Our stomach and brain are tightly connected through the gut-brain axis, meaning that our brains send signals to our gut to elicit feelings of hunger and satiety and help with digestion. In addition, what we put in our digestive tracts, in terms of our diet, can directly affect patterns of thinking and concentration. Therefore it is no surprise that we may experience nausea when nervous or anxious about a certain situation. When stressed, your brain, through the hypothalamic-pituitary axis (HPA), releases neurotransmitters and other markers that directly affect gut bacteria. Over time, this change in gut bacteria (microflora) can result in ulcers and worsening pre-existing conditions such as Crohn’s disease and irritable bowel syndrome. In the short term, stress and anxiety can give you feelings of heartburn, indigestion, nausea, and food aversion.

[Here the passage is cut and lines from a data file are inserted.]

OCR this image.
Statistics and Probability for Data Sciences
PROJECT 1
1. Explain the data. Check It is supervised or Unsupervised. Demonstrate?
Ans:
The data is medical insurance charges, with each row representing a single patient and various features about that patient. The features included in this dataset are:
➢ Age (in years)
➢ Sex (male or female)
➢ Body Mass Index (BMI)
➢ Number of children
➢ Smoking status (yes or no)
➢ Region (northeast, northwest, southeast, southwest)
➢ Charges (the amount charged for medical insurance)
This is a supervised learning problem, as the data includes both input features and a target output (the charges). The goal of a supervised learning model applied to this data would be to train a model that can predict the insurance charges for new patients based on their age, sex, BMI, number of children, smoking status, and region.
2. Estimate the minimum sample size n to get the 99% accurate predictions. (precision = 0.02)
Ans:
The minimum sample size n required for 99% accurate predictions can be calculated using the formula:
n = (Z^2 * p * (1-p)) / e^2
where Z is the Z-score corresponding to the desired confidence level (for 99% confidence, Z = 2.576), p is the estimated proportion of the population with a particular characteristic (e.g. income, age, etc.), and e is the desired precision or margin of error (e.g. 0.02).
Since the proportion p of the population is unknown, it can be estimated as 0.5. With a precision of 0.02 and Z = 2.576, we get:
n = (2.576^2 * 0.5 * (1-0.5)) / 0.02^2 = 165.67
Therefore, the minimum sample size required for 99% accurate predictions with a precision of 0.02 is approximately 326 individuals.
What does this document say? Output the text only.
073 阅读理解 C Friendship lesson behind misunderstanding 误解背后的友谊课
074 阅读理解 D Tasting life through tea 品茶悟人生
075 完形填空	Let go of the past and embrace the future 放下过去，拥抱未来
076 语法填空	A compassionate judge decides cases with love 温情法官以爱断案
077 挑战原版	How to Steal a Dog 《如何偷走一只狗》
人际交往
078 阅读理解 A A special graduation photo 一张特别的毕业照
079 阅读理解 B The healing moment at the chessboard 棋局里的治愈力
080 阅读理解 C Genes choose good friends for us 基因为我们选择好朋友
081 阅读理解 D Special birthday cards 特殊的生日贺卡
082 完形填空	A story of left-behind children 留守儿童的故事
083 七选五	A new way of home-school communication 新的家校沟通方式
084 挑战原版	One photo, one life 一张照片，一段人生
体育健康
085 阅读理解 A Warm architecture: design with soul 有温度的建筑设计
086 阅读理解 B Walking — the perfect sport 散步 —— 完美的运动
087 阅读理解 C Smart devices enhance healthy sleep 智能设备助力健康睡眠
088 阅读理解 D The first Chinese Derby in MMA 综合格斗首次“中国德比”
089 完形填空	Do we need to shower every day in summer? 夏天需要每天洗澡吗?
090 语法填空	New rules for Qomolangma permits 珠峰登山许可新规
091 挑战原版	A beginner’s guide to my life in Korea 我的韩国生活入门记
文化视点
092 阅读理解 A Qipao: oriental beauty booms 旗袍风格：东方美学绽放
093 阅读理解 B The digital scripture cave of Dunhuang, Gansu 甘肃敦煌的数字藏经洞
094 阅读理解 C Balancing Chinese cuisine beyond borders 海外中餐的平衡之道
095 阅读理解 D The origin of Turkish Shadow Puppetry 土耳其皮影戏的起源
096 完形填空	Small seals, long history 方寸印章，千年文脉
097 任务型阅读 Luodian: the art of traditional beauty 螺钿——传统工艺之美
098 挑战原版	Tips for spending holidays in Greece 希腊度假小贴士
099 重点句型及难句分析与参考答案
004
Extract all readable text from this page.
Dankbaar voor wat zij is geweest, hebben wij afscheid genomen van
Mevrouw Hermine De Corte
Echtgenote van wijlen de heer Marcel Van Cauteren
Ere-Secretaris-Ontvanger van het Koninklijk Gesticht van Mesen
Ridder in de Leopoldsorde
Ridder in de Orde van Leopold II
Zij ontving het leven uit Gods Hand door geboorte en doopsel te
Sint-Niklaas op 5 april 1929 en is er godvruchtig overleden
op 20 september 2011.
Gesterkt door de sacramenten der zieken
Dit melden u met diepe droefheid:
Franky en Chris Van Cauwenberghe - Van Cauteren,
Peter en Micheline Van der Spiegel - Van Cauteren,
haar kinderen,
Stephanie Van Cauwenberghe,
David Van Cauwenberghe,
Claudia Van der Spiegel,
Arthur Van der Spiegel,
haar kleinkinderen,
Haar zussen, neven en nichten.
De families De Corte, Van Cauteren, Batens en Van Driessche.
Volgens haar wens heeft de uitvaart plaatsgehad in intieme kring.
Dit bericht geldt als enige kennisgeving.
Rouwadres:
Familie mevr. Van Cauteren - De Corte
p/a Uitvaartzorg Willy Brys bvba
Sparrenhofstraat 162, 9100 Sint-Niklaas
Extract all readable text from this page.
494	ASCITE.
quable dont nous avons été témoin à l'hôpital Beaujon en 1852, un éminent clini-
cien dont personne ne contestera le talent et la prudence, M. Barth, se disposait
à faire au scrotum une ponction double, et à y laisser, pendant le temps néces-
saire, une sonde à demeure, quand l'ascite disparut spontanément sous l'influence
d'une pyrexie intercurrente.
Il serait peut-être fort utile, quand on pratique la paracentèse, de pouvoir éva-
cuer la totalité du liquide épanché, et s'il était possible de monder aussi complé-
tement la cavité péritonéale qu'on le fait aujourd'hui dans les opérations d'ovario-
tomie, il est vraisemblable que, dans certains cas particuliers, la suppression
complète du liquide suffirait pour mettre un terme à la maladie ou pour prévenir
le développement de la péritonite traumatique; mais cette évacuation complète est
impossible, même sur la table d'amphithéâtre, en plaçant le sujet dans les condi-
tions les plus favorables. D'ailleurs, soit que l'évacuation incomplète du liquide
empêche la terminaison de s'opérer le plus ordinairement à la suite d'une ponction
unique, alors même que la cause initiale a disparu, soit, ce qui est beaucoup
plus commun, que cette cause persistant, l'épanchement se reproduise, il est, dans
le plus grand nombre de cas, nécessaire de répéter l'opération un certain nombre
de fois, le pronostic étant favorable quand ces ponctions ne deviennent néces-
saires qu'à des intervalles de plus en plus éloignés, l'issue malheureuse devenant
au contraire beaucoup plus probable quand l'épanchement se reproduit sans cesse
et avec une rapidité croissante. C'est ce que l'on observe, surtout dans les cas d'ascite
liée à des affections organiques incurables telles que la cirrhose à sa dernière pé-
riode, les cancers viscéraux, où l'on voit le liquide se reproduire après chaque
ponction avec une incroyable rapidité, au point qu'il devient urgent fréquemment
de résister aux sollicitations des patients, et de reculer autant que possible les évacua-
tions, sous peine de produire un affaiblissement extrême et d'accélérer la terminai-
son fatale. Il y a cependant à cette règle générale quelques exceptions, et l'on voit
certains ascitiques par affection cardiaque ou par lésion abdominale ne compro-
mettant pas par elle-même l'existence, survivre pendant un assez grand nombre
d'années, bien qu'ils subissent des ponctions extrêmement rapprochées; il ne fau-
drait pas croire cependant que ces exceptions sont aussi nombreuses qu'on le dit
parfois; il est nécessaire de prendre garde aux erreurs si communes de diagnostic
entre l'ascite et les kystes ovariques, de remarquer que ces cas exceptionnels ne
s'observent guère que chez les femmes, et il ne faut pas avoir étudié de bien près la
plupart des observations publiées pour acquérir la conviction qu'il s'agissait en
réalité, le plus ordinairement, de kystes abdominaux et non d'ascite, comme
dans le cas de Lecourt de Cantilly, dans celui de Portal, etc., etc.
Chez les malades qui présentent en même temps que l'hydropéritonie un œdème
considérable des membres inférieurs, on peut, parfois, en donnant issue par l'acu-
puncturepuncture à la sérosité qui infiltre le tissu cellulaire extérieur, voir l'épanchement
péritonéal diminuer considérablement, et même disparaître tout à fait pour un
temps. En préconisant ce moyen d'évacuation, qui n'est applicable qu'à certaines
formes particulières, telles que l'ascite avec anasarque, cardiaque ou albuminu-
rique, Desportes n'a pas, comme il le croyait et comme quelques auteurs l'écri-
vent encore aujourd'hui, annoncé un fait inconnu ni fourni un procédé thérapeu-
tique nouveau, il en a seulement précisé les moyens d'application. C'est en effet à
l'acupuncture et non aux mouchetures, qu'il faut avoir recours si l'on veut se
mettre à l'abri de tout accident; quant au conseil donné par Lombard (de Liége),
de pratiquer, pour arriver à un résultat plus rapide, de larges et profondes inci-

Anxiety can affect how we deal with problems

Anxious feelings can cause us to develop poor coping and defense mechanisms. Coping mechanisms are conscious attempts at dealing with or preventing stressful situations, whereas defense mechanisms are unconscious reactions to dealing with stressful situations. Anxiety can cause us to avoid problems by either ignoring them or running away from them, eventually making the pre-existing problem that much bigger. Anxiety can also cause us to react poorly, such as acting out in poor behaviors and emotions such as anger, self-harm, isolation, overreacting, and blaming.

Anxiety can affect our interpersonal relationships

Feelings of anxiety and fear often prevent us from trying new things and experiences and, as a result, often isolate us from loved ones. When we are anxious, we may be unable to leave the house, let alone spend time with others. Anxiety can also lead to feelings of co-dependency, and as a result, you may constantly need to be around others out of fear of being alone. This can be emotionally draining for those you depend on as they may feel an overwhelming sense of having to “help you.” Additionally, when you are experiencing high anxiety levels, others around you can feel that tension and may not know how to deal with it. They may feel like they are walking on eggshells when you are around them and, as a result, may disengage from the relationship.

Anxiety can affect our sleep cycles

The more activated your nervous system is, the more you may struggle to fall asleep. As a result, you may spend hours each night tossing and turning, only to be exhausted upon waking up in the morning. This can create an unhealthy cycle of anxiety, leading to sleepless nights and even more anxiety because you are sleep-deprived.

Anxiety can affect our nervous system

When you are anxious, you are in a constant state of flight or fight, meaning that your brain is releasing hormones throughout your body to overcome this state of anxiety. However, high levels of cortisol and epinephrine can cause trouble with concentration and decision-making, making it difficult to perform tasks, work duties, and meet deadlines. You may feel as though your nervous system is “fried” because you cannot get anything done that requires concentration.

Anxiety can affect our relationship with drugs and alcohol

When we feel anxious, we often use drugs or alcohol to calm us down. Alcohol and drugs such as benzodiazepines are central nervous system depressants meaning that they “relax” our nervous system in the short term and can temporarily relieve our feelings of fear, stress, and anxiety. However, over time, we can develop tolerance to these substances, requiring more alcohol and drugs to obtain the same desired effects, eventually leading to an addiction. Using alcohol and drugs as a coping mechanism to tame our anxiety and fear can, over time, worsen our symptoms and lead us to spiral downward into a path of substance abuse. Additionally, withdrawing from alcohol and drugs can provoke severe anxiety symptoms, worsening our already present state of worry.